The report shows that mobile technology is becoming the most desirable means of communication -- especially in poor countries. The numbers show dramatic growth: By the end of 2008, there were an estimated 4.1 billion subscriptions globally, compared with roughly 1 billion in 2002, according to the International Telecommunication Union, one of the specialized agencies of the United Nations.

The study also looked at the Internet, and found that worldwide, usage has more than doubled: Approximately 23 percent of the population uses the Internet, up from 11 percent in 2002. Still, poor countries are far less likely to surf the Net. For example, only 1 in 20 people in Africa went online in 2007.
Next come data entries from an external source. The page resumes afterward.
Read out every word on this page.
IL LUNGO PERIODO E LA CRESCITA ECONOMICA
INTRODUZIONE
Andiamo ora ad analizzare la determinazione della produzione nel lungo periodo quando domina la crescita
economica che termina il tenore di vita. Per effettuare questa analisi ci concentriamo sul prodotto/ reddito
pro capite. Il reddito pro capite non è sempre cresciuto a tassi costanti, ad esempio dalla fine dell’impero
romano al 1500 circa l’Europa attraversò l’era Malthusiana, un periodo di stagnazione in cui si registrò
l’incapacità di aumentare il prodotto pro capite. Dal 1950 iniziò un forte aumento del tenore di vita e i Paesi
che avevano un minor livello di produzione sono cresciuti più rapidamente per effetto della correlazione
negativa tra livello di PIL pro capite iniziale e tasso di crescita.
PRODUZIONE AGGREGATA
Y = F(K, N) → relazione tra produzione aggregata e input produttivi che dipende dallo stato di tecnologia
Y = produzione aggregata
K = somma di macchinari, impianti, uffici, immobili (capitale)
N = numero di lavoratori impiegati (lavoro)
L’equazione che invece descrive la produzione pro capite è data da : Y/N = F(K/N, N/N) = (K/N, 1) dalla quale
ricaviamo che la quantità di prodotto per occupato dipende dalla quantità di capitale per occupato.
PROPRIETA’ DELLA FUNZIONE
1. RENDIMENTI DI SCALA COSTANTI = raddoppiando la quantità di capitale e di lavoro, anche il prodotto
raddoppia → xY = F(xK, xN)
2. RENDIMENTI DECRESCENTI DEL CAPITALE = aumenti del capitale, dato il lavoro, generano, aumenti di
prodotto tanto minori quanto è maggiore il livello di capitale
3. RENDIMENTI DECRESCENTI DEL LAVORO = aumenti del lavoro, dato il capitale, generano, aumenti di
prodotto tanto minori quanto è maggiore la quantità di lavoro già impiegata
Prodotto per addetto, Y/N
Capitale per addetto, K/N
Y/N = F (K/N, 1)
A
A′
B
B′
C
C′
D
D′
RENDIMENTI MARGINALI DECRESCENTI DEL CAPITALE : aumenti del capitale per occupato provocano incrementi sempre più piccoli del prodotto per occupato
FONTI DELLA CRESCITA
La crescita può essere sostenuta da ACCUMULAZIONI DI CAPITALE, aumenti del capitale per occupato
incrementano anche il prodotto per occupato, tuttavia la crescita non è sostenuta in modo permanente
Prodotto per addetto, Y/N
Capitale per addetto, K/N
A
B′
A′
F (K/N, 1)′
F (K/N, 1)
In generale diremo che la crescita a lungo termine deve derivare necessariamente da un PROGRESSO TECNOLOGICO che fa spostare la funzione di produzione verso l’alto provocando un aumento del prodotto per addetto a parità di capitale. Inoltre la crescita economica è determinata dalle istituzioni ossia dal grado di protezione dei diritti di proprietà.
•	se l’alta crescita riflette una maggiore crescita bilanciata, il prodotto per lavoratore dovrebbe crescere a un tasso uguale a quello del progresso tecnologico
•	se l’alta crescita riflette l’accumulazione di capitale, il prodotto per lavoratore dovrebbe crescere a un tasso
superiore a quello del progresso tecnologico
In addition, the report ranked countries according to how advanced their use of information and communications technology (ICT) is. On the U.N. telecommunications agency's ICT Development Index, the U.S. slipped six places this year to 17th. Topping the list was Sweden, which had more cellular accounts than inhabitants by 2007. More than 80 percent of Swedish households have computers and nearly as many have Internet connections. Large developing countries such as China (73) and India (118) were constricted by the size of their populations.

Developing countries, such as Pakistan, Saudi Arabia, China and Vietnam, have moved up significantly in the ICT Index during the past five years, partly due to high cellular growth coupled with an increase in Internet users.